Jagr piled up an impressive career with the Penguins, including an Art Ross Trophy win in the lockout-shortened 1994-1995 as he tied Eric Lindros with 70 points. The following season, he set a points record for a European-born player with 149 and never looked back.
Jagr is the second player after Mario Lemieux to score 1,000 points in a Penguins sweater. He was traded to the Washington Capitals in 2001 and seemed to fizzle out a little. His massive contract was hard to move, but he was eventually traded to the New York Rangers in 2004 and his price was reduced thanks to the new CBA.
Jagr started to surge with the Rangers, leading them in the post-Messier era and becoming team captain in 2006. He piled up the numbers, but New York didn’t want to re-sign him and he became an unrestricted free agent for the first time in his career in 2008. He headed to Europe, where he surmised he would “finish his career.”
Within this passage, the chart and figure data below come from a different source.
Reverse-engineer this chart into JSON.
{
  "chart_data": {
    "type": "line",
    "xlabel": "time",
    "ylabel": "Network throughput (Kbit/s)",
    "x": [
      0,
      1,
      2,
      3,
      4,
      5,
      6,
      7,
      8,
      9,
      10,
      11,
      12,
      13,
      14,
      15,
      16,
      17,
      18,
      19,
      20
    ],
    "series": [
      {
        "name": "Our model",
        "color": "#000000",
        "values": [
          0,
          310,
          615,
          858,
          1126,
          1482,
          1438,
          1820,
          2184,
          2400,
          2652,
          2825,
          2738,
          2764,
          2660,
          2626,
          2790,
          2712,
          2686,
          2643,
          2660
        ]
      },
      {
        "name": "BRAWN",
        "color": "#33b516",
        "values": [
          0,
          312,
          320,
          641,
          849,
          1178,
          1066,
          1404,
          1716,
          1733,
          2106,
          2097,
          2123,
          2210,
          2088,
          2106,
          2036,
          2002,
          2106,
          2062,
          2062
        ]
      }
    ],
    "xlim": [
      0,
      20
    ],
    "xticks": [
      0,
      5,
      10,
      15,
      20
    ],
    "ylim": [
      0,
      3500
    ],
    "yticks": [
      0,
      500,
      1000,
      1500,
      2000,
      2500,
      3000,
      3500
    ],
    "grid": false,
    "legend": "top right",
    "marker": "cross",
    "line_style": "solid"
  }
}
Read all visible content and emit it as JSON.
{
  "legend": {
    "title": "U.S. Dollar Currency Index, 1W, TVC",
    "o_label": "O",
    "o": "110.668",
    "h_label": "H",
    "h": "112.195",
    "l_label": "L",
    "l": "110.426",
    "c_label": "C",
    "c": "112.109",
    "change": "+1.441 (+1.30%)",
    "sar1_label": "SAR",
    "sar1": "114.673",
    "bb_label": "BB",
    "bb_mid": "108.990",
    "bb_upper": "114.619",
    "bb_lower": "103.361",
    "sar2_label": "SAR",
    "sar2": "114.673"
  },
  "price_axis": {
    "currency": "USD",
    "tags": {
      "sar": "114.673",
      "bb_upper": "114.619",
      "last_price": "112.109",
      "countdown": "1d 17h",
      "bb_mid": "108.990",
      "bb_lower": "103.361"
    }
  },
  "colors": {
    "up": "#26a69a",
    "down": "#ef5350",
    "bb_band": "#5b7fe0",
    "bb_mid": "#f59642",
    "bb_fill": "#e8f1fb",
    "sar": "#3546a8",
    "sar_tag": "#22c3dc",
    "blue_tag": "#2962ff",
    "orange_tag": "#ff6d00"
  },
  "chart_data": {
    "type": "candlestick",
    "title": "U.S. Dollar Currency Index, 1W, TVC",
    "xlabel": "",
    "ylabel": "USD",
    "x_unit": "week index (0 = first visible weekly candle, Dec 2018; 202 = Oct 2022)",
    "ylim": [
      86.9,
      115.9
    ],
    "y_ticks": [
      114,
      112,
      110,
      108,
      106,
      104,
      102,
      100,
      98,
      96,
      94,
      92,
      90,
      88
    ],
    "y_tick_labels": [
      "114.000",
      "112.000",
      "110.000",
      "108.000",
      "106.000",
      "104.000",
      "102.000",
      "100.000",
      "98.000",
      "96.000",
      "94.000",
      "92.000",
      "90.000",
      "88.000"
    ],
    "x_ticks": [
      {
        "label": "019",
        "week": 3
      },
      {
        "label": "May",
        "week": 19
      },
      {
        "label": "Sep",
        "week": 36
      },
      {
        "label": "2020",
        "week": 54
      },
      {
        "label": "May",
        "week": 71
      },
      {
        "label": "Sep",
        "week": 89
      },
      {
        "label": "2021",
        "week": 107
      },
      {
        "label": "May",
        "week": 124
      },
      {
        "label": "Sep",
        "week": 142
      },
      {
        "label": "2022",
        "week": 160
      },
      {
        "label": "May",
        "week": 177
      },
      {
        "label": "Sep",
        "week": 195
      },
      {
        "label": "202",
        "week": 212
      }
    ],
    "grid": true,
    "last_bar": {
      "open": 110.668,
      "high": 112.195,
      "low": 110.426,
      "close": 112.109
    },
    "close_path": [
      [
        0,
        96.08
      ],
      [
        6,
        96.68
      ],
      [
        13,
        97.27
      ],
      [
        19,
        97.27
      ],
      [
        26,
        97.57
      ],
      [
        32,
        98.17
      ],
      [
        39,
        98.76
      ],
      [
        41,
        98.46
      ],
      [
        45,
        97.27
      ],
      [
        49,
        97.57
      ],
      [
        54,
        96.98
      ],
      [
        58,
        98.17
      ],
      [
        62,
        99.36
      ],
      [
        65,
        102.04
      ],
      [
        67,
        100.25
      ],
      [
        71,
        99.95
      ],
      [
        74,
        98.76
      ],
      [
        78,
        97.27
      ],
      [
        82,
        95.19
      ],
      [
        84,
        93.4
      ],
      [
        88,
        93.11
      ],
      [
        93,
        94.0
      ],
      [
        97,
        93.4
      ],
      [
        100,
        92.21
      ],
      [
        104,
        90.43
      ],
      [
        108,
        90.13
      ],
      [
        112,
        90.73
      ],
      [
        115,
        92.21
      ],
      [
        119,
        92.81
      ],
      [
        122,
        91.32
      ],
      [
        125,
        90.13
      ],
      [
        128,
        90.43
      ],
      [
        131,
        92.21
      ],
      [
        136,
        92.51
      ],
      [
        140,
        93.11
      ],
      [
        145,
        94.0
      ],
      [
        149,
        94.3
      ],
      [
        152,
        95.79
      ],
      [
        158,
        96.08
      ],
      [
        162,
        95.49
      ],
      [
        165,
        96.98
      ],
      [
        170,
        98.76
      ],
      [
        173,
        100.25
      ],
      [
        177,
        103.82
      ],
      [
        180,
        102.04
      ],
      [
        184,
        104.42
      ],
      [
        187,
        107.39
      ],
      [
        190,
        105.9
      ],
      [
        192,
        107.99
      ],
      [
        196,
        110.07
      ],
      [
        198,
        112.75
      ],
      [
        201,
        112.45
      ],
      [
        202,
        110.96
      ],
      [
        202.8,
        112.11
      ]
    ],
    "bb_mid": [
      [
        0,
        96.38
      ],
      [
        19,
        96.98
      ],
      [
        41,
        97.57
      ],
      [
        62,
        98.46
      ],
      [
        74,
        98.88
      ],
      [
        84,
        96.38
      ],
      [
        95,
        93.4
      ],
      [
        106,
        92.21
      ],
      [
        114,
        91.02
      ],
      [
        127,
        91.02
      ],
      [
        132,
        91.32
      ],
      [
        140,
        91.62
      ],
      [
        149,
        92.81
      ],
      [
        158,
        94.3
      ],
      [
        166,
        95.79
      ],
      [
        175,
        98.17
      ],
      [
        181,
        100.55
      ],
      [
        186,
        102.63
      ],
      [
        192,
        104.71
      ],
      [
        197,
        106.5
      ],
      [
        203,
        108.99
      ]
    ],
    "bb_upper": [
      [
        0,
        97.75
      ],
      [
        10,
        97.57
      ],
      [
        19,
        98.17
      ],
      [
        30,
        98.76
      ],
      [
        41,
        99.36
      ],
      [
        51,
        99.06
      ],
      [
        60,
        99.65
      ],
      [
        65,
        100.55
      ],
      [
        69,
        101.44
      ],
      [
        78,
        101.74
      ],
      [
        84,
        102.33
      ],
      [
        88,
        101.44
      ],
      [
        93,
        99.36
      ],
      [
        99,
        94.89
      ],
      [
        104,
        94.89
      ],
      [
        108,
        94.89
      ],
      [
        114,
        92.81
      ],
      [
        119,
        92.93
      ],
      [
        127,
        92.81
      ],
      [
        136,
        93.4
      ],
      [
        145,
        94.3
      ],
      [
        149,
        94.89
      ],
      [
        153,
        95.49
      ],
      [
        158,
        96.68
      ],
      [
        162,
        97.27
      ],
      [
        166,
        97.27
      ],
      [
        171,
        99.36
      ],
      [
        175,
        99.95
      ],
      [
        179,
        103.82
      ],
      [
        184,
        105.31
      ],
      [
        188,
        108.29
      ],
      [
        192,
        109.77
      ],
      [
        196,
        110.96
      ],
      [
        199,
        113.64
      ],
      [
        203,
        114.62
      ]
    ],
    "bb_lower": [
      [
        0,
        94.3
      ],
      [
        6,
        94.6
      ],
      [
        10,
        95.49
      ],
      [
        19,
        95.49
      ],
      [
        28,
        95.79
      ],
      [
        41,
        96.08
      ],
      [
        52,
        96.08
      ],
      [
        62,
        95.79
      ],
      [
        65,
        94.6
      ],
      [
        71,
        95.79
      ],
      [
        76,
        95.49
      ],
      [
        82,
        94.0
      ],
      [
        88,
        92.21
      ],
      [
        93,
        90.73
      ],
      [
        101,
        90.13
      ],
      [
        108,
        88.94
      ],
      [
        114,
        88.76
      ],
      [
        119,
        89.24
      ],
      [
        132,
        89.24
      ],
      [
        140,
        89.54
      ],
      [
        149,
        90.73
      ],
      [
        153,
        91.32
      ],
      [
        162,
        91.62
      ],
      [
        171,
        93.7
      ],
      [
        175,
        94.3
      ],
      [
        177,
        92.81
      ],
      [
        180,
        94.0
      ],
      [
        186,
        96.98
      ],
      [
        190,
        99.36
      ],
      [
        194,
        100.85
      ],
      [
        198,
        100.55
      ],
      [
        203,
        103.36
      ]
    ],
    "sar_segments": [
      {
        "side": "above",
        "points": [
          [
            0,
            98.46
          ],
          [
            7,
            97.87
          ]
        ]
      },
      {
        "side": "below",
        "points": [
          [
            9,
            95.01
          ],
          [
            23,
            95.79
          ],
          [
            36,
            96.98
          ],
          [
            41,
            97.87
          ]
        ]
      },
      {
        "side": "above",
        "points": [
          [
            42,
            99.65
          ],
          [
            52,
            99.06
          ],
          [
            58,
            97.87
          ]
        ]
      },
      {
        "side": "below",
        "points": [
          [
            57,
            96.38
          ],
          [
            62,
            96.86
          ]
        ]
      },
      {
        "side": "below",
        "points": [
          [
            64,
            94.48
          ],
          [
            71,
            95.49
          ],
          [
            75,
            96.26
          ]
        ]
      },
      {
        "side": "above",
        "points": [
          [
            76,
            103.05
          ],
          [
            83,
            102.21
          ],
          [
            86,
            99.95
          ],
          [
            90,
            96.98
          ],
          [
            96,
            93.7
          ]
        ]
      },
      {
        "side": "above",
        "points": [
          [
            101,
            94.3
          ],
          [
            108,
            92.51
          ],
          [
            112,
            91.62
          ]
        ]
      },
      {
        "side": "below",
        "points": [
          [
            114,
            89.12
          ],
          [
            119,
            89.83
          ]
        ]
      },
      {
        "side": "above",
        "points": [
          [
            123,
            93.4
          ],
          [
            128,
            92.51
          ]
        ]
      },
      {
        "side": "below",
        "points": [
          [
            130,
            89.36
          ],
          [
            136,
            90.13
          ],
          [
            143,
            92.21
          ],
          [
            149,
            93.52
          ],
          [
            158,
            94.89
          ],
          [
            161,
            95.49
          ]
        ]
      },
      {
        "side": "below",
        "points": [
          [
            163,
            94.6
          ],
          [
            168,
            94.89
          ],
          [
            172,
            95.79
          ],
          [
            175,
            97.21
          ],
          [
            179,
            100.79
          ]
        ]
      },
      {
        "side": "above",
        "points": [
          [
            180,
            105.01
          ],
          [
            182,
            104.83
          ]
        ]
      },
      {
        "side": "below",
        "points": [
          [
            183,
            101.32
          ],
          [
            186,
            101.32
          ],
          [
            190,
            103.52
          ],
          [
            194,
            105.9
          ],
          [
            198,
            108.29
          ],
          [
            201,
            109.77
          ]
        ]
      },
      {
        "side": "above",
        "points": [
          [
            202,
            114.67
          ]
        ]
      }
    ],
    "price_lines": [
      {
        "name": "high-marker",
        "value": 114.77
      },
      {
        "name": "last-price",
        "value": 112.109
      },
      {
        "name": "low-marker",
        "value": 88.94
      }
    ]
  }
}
We all know how that went.
By April of 2009, Jagr was stating a desire to return to the NHL. By July of 2011, he returned to the league and signed with the Philadelphia Flyers. He put up big numbers before signing with the Dallas Stars a year later, marking his first arrival in the Western Conference.
After a tenure in Dallas, Jagr was traded to the Boston Bruins. He finally saw a return to the Stanley Cup Final, closing a 21-year gap.
In 2013, Jagr signed with the New Jersey Devils. He was 41. All the while, the records kept falling. In January of 2015, he became the oldest player in NHL history to score a hat trick.
In February of 2015, he was traded to the Florida Panthers.
And now, he’s continuing to surge as one of the league’s all-time best players. With a stated to desire to play until he’s 50 (and maybe even beyond), Jagr’s showing no signs of slowing down. That once-distant thought of retiring around 2008 or so seems silly now, doesn’t it?
“You know maybe when I retire I’ll look back at what I did and maybe I’m going to think about it a little more,” he said. “But right now, I just enjoy every moment I can to have a chance to play in this league and try and do everything to stay in this league. I love it so much.”